Loyalitas ke Athletic Bilbao
Satu hal yang bikin Aduriz spesial adalah loyalitasnya ke Bilbao. Dia pernah pindah klub, tapi selalu balik. Dan waktu ditawarin pensiun di klub lain atau pindah ke MLS dengan bayaran tinggi, dia tolak.
Dia bilang:
“Athletic adalah rumah saya. Di sinilah saya mau mengakhiri semuanya.”
Dia pensiun di tahun 2020, di usia 39 tahun, karena cedera pinggul. Tapi dia pensiun dengan kepala tegak. Semua orang tahu: Aduriz ninggalin jejak yang dalam.
Warisan: Striker Kuno yang Relevan di Era Modern
Aduriz itu bukti bahwa lo gak harus jadi pemain viral buat jadi legenda. Gak semua striker harus punya dribble kayak Neymar atau kecepatan Mbappé. Kadang, lo cukup punya insting, disiplin, dan kemampuan finishing yang bisa diandalkan.

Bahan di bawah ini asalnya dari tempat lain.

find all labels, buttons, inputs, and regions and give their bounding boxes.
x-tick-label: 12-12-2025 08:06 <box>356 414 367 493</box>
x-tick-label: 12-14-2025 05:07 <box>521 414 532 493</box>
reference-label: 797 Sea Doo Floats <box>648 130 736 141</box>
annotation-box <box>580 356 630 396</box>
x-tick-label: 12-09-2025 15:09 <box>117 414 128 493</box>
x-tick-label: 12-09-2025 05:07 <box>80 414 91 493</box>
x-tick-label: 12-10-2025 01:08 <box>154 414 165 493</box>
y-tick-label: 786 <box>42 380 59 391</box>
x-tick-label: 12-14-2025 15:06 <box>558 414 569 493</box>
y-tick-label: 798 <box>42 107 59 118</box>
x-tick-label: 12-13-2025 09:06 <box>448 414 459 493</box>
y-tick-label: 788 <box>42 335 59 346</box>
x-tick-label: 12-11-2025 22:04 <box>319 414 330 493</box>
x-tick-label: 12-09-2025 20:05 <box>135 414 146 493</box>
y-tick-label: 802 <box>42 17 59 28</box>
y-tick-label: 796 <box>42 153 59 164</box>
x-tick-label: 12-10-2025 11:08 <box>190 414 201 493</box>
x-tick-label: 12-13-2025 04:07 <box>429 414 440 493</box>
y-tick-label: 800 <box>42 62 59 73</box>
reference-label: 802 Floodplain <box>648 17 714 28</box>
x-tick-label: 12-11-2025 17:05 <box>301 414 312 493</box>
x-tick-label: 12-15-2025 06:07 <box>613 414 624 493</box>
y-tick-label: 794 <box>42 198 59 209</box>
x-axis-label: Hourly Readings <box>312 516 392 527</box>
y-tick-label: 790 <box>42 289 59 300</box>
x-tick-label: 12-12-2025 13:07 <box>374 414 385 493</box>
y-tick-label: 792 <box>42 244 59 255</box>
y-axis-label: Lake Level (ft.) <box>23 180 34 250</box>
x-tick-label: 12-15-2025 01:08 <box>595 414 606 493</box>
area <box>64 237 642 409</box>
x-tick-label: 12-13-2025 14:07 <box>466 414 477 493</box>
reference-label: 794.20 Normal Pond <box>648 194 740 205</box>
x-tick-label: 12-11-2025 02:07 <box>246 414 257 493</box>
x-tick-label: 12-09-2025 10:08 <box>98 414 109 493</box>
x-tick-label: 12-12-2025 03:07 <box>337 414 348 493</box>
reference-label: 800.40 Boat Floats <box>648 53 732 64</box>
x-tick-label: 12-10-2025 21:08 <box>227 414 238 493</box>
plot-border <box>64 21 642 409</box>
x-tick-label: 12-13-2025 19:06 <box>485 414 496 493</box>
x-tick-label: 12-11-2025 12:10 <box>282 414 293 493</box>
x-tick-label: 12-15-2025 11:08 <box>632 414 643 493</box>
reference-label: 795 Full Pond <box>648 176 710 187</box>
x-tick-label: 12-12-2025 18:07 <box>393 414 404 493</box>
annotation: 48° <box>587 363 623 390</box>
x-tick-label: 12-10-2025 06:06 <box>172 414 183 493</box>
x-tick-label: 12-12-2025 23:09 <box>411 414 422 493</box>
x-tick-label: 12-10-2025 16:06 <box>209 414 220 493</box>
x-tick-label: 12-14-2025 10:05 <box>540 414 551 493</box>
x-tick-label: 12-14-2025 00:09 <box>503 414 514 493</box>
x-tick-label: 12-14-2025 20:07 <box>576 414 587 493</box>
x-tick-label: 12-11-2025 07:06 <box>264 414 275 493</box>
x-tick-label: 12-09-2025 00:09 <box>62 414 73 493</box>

Dia juga bukti bahwa usia bukan penghalang. Banyak striker udah habis di 33. Aduriz? Cetak 10+ gol per musim sampai usia 38.
Penutup: Aritz Aduriz, Legenda Tanpa Sorotan yang Tetap Bersinar
Aritz Aduriz adalah striker yang gak pernah cari spotlight. Tapi justru karena itulah, dia disayang banyak fans — bukan cuma di Bilbao, tapi di seluruh Spanyol. Dia main karena cinta. Dia bertahan karena loyal. Dan dia cetak gol karena memang jago.
Dan di dunia sepak bola yang makin penuh gimmick, pemain kayak Aduriz itu langka. Dia bukan legenda global. Tapi buat yang paham bola, dia adalah striker kelas dunia yang gak pernah berubah sejak awal.